Follow the AWS getting started guide and get your snippet from the console. It gives you the correct, current format for your specific setup.

Know your canonical URL before you configure the App Monitor. After redirects. What the browser actually lands on, not what you think it is.

Read the response body. Not just the status code. The RUM dataplane error messages are specific and tell you exactly what to fix.

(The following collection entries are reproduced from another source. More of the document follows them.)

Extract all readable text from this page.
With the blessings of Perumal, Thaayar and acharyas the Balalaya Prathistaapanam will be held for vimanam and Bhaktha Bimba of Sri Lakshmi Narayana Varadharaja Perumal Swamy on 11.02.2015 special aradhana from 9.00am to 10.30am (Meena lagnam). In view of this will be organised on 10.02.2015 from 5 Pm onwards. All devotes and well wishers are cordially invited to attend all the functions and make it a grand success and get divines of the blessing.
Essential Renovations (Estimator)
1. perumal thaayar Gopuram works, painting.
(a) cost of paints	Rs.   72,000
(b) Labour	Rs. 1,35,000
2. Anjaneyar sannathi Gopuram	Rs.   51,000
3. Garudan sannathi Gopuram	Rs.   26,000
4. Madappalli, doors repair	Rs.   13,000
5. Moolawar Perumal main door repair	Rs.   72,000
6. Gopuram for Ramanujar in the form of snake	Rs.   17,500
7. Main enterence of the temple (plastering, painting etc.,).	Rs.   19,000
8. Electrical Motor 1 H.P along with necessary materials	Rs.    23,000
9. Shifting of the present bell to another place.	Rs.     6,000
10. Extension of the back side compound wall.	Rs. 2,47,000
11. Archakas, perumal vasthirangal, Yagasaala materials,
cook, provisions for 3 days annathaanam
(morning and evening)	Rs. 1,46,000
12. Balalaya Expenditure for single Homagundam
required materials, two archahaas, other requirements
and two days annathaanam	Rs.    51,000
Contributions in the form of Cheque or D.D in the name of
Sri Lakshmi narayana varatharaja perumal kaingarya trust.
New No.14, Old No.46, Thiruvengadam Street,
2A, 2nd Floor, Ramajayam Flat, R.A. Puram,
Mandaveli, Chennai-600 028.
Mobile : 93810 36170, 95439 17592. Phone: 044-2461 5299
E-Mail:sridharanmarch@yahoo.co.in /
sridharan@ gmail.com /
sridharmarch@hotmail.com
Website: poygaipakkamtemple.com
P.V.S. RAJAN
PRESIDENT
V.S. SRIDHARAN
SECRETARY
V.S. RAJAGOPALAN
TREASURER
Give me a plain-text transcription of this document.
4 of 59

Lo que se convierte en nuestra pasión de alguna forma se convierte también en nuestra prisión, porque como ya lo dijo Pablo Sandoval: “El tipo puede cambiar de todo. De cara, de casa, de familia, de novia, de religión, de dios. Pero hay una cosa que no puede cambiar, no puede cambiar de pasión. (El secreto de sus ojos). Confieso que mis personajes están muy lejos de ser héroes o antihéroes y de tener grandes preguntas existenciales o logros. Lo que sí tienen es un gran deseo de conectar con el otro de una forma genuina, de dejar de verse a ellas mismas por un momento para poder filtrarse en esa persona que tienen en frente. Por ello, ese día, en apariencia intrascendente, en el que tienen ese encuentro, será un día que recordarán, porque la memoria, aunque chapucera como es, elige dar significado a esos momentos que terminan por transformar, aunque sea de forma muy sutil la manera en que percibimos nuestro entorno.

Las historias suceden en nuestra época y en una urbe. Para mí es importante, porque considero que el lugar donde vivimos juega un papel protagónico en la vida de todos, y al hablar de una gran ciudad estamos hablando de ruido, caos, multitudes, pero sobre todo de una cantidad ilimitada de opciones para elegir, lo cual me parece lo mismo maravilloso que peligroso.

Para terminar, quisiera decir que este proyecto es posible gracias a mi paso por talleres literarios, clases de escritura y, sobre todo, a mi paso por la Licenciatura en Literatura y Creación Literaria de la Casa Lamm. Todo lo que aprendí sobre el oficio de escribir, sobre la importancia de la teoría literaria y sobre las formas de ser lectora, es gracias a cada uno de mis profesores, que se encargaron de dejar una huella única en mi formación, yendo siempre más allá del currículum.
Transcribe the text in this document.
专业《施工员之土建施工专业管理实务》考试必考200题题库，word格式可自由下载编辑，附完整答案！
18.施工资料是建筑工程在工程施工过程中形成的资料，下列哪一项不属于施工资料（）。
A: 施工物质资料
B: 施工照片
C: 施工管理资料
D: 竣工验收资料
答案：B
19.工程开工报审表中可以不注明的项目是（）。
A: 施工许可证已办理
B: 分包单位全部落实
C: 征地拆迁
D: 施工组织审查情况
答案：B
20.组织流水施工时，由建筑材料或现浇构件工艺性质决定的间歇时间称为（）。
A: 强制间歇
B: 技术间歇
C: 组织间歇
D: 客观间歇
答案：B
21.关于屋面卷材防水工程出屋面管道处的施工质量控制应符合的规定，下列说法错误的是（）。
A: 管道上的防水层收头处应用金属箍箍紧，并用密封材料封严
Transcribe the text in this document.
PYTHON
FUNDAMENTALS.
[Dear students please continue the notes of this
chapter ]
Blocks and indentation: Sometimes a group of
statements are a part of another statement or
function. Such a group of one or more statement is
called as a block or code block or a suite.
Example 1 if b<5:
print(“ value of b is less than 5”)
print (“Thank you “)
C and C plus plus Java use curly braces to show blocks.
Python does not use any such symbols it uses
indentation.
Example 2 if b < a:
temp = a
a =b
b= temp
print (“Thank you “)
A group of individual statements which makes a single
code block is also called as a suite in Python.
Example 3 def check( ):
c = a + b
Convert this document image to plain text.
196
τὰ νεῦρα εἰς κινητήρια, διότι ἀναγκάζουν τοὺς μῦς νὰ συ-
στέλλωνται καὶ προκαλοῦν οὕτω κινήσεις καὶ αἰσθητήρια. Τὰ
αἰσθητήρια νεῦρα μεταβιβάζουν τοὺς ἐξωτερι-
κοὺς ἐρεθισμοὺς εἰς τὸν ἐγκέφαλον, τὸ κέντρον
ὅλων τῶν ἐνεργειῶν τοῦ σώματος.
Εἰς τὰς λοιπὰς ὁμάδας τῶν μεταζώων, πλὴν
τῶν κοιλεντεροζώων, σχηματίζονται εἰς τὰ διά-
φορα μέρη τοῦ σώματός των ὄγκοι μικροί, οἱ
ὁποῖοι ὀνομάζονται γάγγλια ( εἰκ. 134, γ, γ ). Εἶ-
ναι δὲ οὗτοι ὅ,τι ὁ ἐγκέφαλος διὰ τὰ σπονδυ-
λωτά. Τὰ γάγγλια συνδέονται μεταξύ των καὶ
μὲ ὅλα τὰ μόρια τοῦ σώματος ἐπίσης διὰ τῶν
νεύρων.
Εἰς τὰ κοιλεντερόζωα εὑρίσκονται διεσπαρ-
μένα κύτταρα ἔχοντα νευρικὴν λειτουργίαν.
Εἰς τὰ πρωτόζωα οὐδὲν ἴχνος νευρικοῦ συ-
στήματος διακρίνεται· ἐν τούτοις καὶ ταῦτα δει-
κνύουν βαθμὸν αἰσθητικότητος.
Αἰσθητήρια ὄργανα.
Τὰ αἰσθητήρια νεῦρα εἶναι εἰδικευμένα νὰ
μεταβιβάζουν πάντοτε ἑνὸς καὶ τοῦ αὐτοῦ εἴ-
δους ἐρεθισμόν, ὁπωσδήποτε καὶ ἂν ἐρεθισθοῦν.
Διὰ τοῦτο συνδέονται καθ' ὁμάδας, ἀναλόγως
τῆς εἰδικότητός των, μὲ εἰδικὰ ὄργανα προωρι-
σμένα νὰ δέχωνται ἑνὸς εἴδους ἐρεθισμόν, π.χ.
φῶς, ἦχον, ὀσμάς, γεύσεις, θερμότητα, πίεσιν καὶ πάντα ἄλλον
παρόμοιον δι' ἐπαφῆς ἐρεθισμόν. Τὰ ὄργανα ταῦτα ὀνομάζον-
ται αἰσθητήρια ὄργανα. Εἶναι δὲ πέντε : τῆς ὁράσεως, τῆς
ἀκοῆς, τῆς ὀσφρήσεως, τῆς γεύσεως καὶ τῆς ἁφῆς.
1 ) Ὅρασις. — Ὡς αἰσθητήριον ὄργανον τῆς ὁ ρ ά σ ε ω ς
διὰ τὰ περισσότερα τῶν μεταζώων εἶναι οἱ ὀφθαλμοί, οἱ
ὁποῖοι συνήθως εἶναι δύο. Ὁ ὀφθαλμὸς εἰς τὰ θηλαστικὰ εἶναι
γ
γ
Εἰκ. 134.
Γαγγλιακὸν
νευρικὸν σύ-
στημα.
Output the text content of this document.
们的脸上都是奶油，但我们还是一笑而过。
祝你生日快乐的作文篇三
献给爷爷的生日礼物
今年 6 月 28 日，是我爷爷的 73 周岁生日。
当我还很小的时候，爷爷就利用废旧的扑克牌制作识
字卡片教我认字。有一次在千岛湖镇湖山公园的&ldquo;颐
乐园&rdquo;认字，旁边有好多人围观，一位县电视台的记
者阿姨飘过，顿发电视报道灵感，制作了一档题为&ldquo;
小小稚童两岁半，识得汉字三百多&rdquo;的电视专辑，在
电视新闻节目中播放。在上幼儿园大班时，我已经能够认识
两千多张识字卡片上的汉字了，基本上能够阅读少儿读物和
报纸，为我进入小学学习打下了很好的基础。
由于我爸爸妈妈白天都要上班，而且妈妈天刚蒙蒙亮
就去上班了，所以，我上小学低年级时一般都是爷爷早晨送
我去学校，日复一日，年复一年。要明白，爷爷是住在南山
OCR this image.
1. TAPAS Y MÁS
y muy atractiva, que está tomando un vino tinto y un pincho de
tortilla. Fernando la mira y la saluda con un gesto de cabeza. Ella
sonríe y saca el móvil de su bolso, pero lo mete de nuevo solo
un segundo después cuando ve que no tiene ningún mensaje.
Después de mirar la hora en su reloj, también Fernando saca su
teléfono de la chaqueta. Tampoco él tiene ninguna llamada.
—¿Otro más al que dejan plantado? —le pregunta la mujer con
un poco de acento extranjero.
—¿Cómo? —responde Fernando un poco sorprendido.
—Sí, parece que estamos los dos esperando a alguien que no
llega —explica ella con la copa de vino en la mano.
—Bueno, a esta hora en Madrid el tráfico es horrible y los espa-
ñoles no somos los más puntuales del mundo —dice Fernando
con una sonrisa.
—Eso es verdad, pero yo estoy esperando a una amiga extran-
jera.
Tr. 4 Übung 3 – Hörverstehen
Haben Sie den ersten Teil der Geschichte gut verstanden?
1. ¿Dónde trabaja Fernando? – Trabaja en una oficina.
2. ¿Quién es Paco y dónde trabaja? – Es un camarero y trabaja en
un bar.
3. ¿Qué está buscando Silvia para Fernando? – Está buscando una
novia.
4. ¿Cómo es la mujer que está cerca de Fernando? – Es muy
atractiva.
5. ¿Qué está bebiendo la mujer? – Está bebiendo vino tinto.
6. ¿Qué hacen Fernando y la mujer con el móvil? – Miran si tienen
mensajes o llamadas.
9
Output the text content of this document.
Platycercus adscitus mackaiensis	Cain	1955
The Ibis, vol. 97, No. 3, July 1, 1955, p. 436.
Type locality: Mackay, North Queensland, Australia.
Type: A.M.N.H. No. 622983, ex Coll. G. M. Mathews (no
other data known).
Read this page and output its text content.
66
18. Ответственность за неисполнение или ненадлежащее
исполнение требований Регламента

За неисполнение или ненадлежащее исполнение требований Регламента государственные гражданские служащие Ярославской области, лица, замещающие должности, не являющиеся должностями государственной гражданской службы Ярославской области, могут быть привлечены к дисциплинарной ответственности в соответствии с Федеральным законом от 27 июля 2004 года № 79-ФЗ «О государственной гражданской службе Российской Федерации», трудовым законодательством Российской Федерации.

RUM has an ingestion delay. Events can take up to 15 minutes to appear. Confirm requests are getting 200s in the Network tab before assuming something is broken.

The snippet

Get this from the CloudWatch RUM console for your own app monitor ID and region.

<script>
(function(n,i,v,r,s,c,u,x,z){x=window.AwsRumClient={q:[],n:n,i:i,v:v,r:r,c:c,u:u};
window[n]=function(c,p){x.q.push({c:c,p:p})};
z=document.createElement('script');z.async=true;z.src=s;
document.head.insertBefore(z,document.getElementsByTagName('script')[0]);
})('cwr',
'YOUR_APP_MONITOR_ID',
'1.0.0',
'YOUR_REGION',
'https://client.rum.us-east-1.amazonaws.com/1.20.0/cwr.js',
{
  sessionSampleRate: 1,
  guestRoleArn: "arn:aws:iam::YOUR_ACCOUNT:role/YOUR_UNAUTH_ROLE",
  identityPoolId: "YOUR_REGION:YOUR_IDENTITY_POOL_ID",
  endpoint: "https://dataplane.rum.YOUR_REGION.amazonaws.com",
  telemetries: ["performance","errors","http"],
  allowCookies: true,
  enableXRay: false
});
</script>

The snippet is static, baked into the HTML at deploy time. If you need to update it, regenerate from the CloudWatch RUM console and redeploy.

CloudWatch already gives you metrics, logs, and traces. RUM adds the one signal you can't get from the server side: what it actually felt like to load your site. Worth the extra hour.